Additional magic is necessary to deal with the selector patterns that involve presence or absence of element siblings, namely
A:first-child
andA + B
. You might accomplish these by adding a special attribute to the tag containing the name of the tag immediately prior, or "" if this tag is the first child. There's also the general sibling selector,A ~ B
; I'm not quite sure how to deal with that one.EDIT: If you dislike regular expression hackery, you can still use this approach to solve the problem, only using your own state machine instead of the regex engine. Specifically, a CSS selector can be implemented as a nondeterministic finite state machine, which is an intimidating-sounding term, but just means the following in practical terms:
The secret behind nearly all of the awesomeness of regular expressions is in its use of this style of state machine.
查看nokogiri。从他们的页面:
它是用 Ruby 编写的,但您说您想要一个算法,而 Ruby 非常适合阅读。或者只是从您正在使用的任何内容中调用它。
Check out nokogiri. From their page:
It's in Ruby, but you said you wanted an algorithm and Ruby is great for reading. Or just call it from whatever you are working in.
浏览器如何从流中创建 DOM?我想这就是你问题的答案,因为它必须以一种有利于 CSS 选择器查询的形式存储发现的元素。如果您有能力阅读开源浏览器解析器的源代码,那么我认为您可以重用它。
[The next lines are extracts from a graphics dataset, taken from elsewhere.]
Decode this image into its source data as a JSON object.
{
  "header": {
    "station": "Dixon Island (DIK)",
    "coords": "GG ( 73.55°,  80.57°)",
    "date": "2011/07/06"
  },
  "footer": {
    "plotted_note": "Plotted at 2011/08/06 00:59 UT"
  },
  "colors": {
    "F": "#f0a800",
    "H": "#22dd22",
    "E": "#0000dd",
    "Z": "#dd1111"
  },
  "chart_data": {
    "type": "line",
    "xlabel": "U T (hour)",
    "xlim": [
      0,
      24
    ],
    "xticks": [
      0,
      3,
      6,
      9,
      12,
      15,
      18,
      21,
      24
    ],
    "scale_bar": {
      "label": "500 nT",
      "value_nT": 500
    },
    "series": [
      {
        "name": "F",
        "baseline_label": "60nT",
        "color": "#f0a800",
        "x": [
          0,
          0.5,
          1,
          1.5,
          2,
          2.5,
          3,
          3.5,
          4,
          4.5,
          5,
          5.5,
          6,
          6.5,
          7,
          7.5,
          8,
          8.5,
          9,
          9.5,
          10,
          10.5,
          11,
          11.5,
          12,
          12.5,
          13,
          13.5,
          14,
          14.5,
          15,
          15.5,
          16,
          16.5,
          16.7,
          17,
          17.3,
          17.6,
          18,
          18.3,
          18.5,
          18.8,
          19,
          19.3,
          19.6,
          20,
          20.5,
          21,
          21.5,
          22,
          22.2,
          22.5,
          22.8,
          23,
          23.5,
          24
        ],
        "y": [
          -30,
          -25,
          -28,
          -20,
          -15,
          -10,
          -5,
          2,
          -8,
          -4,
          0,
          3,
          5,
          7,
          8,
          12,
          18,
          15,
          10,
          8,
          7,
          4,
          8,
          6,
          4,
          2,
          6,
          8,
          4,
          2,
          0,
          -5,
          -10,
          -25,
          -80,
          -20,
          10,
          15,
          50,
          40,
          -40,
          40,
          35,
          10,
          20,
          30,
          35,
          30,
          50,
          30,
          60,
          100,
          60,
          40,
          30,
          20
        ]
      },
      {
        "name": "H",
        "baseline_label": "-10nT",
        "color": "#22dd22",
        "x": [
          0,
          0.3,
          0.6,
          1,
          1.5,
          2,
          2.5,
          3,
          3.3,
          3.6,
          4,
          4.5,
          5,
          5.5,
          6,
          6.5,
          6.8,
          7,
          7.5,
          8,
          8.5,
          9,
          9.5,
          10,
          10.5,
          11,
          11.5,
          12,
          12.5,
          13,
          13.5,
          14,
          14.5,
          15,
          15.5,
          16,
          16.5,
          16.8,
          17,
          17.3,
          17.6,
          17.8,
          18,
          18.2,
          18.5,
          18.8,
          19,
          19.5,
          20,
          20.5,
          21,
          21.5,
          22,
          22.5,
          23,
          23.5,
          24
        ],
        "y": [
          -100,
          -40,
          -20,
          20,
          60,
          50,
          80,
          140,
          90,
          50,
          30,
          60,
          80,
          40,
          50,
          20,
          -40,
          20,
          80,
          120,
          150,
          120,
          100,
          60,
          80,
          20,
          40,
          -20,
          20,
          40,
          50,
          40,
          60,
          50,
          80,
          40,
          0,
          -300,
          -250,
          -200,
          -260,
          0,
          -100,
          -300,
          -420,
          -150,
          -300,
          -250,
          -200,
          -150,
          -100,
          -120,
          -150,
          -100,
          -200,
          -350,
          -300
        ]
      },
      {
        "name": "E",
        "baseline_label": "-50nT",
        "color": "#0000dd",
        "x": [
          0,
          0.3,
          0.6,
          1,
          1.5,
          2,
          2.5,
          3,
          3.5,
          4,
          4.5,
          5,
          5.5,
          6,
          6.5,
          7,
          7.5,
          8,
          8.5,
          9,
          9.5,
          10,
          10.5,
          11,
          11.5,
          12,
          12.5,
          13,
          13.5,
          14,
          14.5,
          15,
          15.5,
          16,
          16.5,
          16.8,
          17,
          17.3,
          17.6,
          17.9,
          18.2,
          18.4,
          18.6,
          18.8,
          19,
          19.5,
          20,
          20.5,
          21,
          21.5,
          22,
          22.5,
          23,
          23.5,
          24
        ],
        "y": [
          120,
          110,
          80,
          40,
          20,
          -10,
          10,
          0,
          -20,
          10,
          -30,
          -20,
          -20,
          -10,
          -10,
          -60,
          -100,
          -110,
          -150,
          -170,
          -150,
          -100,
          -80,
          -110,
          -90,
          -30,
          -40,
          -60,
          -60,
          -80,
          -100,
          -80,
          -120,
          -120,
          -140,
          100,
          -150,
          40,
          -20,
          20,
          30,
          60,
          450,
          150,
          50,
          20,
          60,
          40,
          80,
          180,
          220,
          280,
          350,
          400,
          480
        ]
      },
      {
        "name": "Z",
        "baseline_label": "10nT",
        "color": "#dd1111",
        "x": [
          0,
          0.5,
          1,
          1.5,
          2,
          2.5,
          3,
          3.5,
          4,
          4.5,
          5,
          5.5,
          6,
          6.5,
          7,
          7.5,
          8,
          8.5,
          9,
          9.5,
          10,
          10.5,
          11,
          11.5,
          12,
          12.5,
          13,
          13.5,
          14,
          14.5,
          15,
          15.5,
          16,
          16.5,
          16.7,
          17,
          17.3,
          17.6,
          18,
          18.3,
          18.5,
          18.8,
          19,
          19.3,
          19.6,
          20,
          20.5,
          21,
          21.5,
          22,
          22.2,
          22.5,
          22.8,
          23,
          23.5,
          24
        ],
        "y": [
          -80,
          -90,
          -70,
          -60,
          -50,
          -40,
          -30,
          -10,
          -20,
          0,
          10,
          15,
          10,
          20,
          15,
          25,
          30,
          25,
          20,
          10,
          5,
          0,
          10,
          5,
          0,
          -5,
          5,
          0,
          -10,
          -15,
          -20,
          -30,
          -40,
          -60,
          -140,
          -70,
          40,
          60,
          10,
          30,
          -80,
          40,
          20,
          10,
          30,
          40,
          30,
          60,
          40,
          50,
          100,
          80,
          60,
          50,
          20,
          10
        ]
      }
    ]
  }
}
老实说,我不会这样做。相反,我会重用现有的基于SAX的解析器(也许你用 perl 重写另一个),然后遍历整个字符串。
当处理程序触发时,使用它们为元素构建内存数据库。为每个元素创建一个虚拟“表”,其中包含 #number [用于引用]、tagName、父 #number、下一个 #number 及其在源母字符串中的起始标记字符偏移量。
另外,为找到的每个属性创建一个表,并用具有该属性值的每个标签的记录填充该表。
现在是关于创建数据库、表和索引的过程。
What does a browser do to create the DOM out of a stream? I guess there lies the answer to your question because it must be storing the discovered elements in a form which facilitates a CSS selector query. If you can afford reading the source code for an open source browser parser, then I think you can reuse it.
I would not do so, honestly. Rather I would reuse an existing SAX based parser (maybe you rewrite another with perl), and that go through the entire string.
When handlers fire, use them to construct an in memory database for elements. Create a virtual "table" for every element with it's #number [for references] , tagName, parent #number, next #number and its opening tag char offset in the source mother string.
As well, create a table for every attribute ever found, and fill it with a record for each tag with that attribute value.
Now it's all about the process of creating a database, tables and indices.